Recommendation: Remove the duplicate <summary> block, keeping exactly one.
Resolution: Resolved 2026-06-19 — removed the second duplicate <summary> block from HostBoundHandle; single-block doc retained. No regression test needed: the build verifies zero XML-doc warnings and the AlarmSurfaceInvokerTests suite (8 tests) covers the class behaviour.
Core-014
| Field | Value |
|---|---|
| Severity | Low |
| Category | Documentation & comments |
| Location | src/Core/ZB.MOM.WW.OtOpcUa.Core/OpcUa/EquipmentNodeWalker.cs:158-168 |
| Status | Resolved |
Description: EquipmentNodeWalker.AddTagVariable hardcodes SecurityClass: SecurityClassification.FreeAccess and IsHistorized: false without any comment explaining why these fields are not read from TagConfig. A maintainer unfamiliar with the retirement history (the production server path moved to AddressSpaceComposer → AddressSpaceApplier → Sink in ADR-001) could incorrectly assume the walker is the live composition path and spend time debugging missing HistoryRead bits or wrong security classes on nodes. In production, DeploymentArtifact.ExtractTagHistorize reads isHistorized/historianTagname from TagConfig JSON; EquipmentNodeWalker.Walk is only called by unit tests.

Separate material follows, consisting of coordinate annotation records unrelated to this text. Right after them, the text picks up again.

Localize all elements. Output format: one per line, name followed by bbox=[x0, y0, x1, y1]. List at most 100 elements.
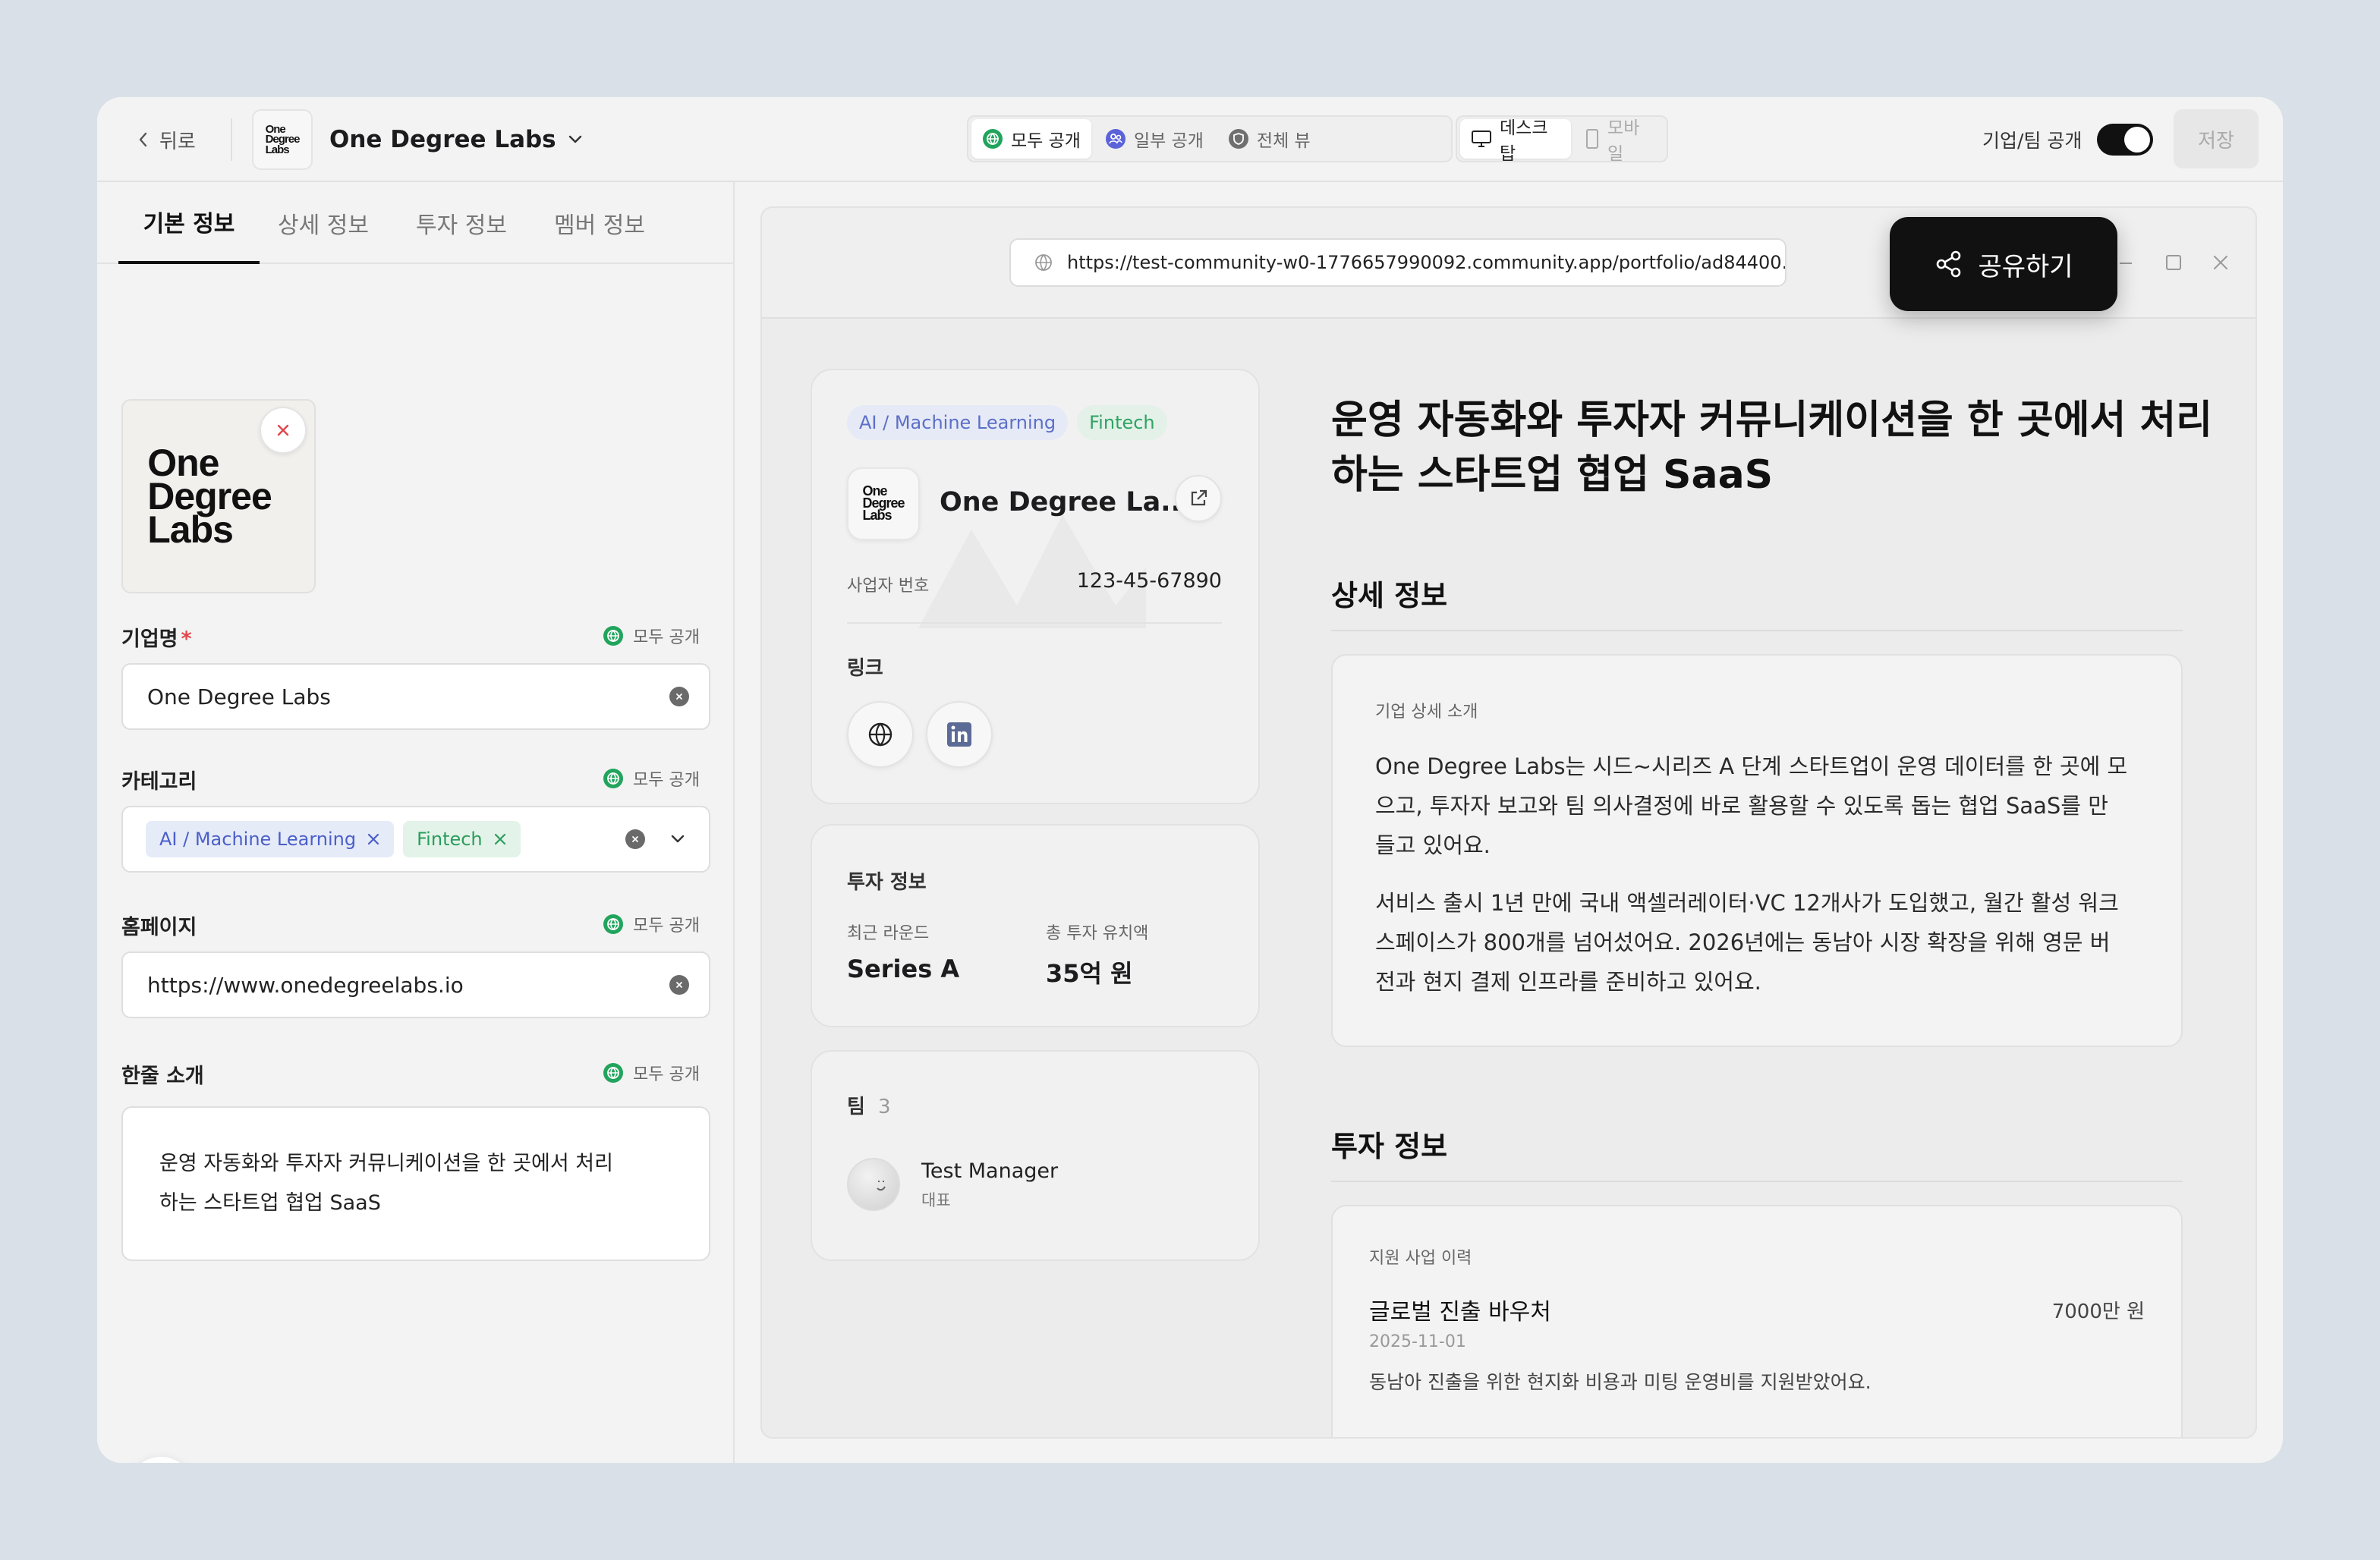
homepage-visibility[interactable]: 모두 공개 bbox=[603, 912, 700, 936]
headline-line: 하는 스타트업 협업 SaaS bbox=[1331, 452, 1774, 498]
close-icon[interactable] bbox=[493, 832, 507, 846]
category-select[interactable]: AI / Machine Learning Fintech bbox=[121, 806, 710, 873]
back-label: 뒤로 bbox=[159, 130, 196, 153]
name-label-text: 기업명 bbox=[121, 627, 178, 651]
biz-number-value: 123-45-67890 bbox=[1076, 569, 1222, 593]
name-field-label: 기업명 * bbox=[121, 622, 192, 652]
program-name: 글로벌 진출 바우처 bbox=[1369, 1299, 1551, 1326]
website-link-button[interactable] bbox=[847, 701, 914, 768]
users-icon bbox=[1105, 128, 1126, 149]
member-role: 대표 bbox=[921, 1191, 951, 1209]
visibility-all-label: 모두 공개 bbox=[1011, 131, 1081, 151]
investment-heading: 투자 정보 bbox=[1331, 1130, 1448, 1163]
team-count: 3 bbox=[877, 1096, 891, 1118]
close-icon bbox=[275, 423, 291, 438]
remove-logo-button[interactable] bbox=[260, 407, 307, 454]
widget-button[interactable] bbox=[128, 1457, 194, 1463]
name-visibility[interactable]: 모두 공개 bbox=[603, 624, 700, 648]
chevron-down-icon[interactable] bbox=[669, 834, 686, 844]
close-icon[interactable] bbox=[2212, 253, 2230, 275]
divider bbox=[231, 118, 232, 161]
globe-icon bbox=[867, 721, 894, 748]
edit-tabs: 기본 정보 상세 정보 투자 정보 멤버 정보 bbox=[97, 182, 735, 264]
globe-icon bbox=[603, 914, 624, 935]
tag-label: Fintech bbox=[417, 829, 483, 850]
tag-label: AI / Machine Learning bbox=[159, 829, 357, 850]
program-date: 2025-11-01 bbox=[1369, 1332, 1466, 1351]
preview-headline: 운영 자동화와 투자자 커뮤니케이션을 한 곳에서 처리 하는 스타트업 협업 … bbox=[1331, 393, 2212, 502]
device-segment: 데스크탑 모바일 bbox=[1456, 115, 1668, 164]
category-tag-fintech: Fintech bbox=[1077, 405, 1167, 440]
support-history-label: 지원 사업 이력 bbox=[1369, 1249, 1472, 1268]
homepage-field-label: 홈페이지 bbox=[121, 916, 197, 939]
clear-icon[interactable] bbox=[625, 829, 645, 849]
save-button[interactable]: 저장 bbox=[2174, 109, 2259, 168]
category-tag-fintech: Fintech bbox=[403, 821, 521, 857]
tab-basic-info[interactable]: 기본 정보 bbox=[118, 182, 260, 264]
visibility-full-view-label: 전체 뷰 bbox=[1256, 131, 1311, 151]
close-icon[interactable] bbox=[367, 832, 380, 846]
watermark-shape bbox=[918, 514, 1146, 628]
profile-card: AI / Machine Learning Fintech One Degree… bbox=[811, 369, 1260, 804]
monitor-icon bbox=[1471, 129, 1492, 149]
detail-paragraph-1: One Degree Labs는 시드~시리즈 A 단계 스타트업이 운영 데이… bbox=[1375, 747, 2127, 865]
category-tag-ai: AI / Machine Learning bbox=[146, 821, 395, 857]
avatar[interactable] bbox=[847, 1158, 900, 1211]
paragraph-line: 스페이스가 800개를 넘어섰어요. 2026년에는 동남아 시장 확장을 위해… bbox=[1375, 929, 2111, 955]
tab-investment-info[interactable]: 투자 정보 bbox=[416, 182, 507, 264]
intro-field-label: 한줄 소개 bbox=[121, 1065, 204, 1088]
visibility-segment: 모두 공개 일부 공개 전체 뷰 bbox=[967, 115, 1453, 162]
clear-icon[interactable] bbox=[669, 975, 689, 995]
external-link-icon bbox=[1188, 488, 1209, 509]
intro-visibility[interactable]: 모두 공개 bbox=[603, 1061, 700, 1085]
maximize-icon[interactable] bbox=[2164, 253, 2183, 275]
linkedin-link-button[interactable] bbox=[926, 701, 993, 768]
investment-card-title: 투자 정보 bbox=[847, 871, 927, 894]
minimize-icon[interactable] bbox=[2117, 255, 2134, 275]
member-name[interactable]: Test Manager bbox=[921, 1159, 1058, 1183]
external-link-button[interactable] bbox=[1175, 475, 1222, 522]
preview-window: https://test-community-w0-1776657990092.… bbox=[760, 206, 2257, 1439]
support-history-box: 지원 사업 이력 글로벌 진출 바우처 7000만 원 2025-11-01 동… bbox=[1331, 1205, 2183, 1437]
visibility-all-button[interactable]: 모두 공개 bbox=[971, 119, 1091, 159]
share-icon bbox=[1934, 249, 1964, 279]
visibility-label: 모두 공개 bbox=[633, 771, 700, 790]
company-name-value: One Degree Labs bbox=[147, 684, 331, 709]
category-visibility[interactable]: 모두 공개 bbox=[603, 766, 700, 791]
program-description: 동남아 진출을 위한 현지화 비용과 미팅 운영비를 지원받았어요. bbox=[1369, 1371, 1872, 1393]
tab-detail-info[interactable]: 상세 정보 bbox=[278, 182, 369, 264]
preview-url: https://test-community-w0-1776657990092.… bbox=[1067, 252, 1787, 273]
device-mobile-button[interactable]: 모바일 bbox=[1574, 118, 1664, 164]
detail-box: 기업 상세 소개 One Degree Labs는 시드~시리즈 A 단계 스타… bbox=[1331, 654, 2183, 1047]
globe-icon bbox=[603, 1062, 624, 1084]
paragraph-line: 들고 있어요. bbox=[1375, 832, 1491, 858]
profile-logo: One Degree Labs bbox=[847, 467, 920, 540]
device-desktop-button[interactable]: 데스크탑 bbox=[1460, 118, 1572, 164]
biz-number-label: 사업자 번호 bbox=[847, 577, 930, 596]
clear-icon[interactable] bbox=[669, 687, 689, 706]
company-name-input[interactable]: One Degree Labs bbox=[121, 663, 710, 730]
detail-heading: 상세 정보 bbox=[1331, 579, 1448, 612]
visibility-partial-button[interactable]: 일부 공개 bbox=[1094, 119, 1214, 159]
visibility-full-view-button[interactable]: 전체 뷰 bbox=[1217, 119, 1321, 159]
visibility-partial-label: 일부 공개 bbox=[1133, 131, 1204, 151]
share-button[interactable]: 공유하기 bbox=[1890, 217, 2117, 311]
intro-line: 하는 스타트업 협업 SaaS bbox=[159, 1191, 381, 1215]
profile-tags: AI / Machine Learning Fintech bbox=[847, 405, 1167, 440]
paragraph-line: One Degree Labs는 시드~시리즈 A 단계 스타트업이 운영 데이… bbox=[1375, 753, 2128, 779]
intro-textarea[interactable]: 운영 자동화와 투자자 커뮤니케이션을 한 곳에서 처리 하는 스타트업 협업 … bbox=[121, 1106, 710, 1261]
company-logo-small: One Degree Labs bbox=[252, 109, 313, 170]
recent-round-label: 최근 라운드 bbox=[847, 924, 930, 943]
back-button[interactable]: 뒤로 bbox=[137, 123, 196, 156]
public-toggle[interactable] bbox=[2097, 124, 2154, 156]
divider bbox=[1331, 630, 2183, 631]
team-card-title: 팀 3 bbox=[847, 1091, 891, 1119]
visibility-label: 모두 공개 bbox=[633, 628, 700, 647]
profile-company-name: One Degree La... bbox=[940, 487, 1192, 517]
app-window: 뒤로 One Degree Labs One Degree Labs 모두 공개 bbox=[97, 97, 2283, 1463]
tab-member-info[interactable]: 멤버 정보 bbox=[554, 182, 645, 264]
homepage-input[interactable]: https://www.onedegreelabs.io bbox=[121, 951, 710, 1018]
company-switcher[interactable]: One Degree Labs bbox=[329, 123, 584, 156]
visibility-label: 모두 공개 bbox=[633, 917, 700, 936]
linkedin-icon bbox=[946, 722, 972, 747]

Recommendation: Add an inline comment above the DriverAttributeInfo constructor call explaining that the walker is test-support only in production; real nodes use AddressSpaceComposer/DeploymentArtifact.
Resolution: Resolved 2026-06-19 — added an 8-line inline comment above the DriverAttributeInfo constructor in AddTagVariable documenting the deliberate omission and naming the production code path. No behaviour change; no regression test needed (comment only).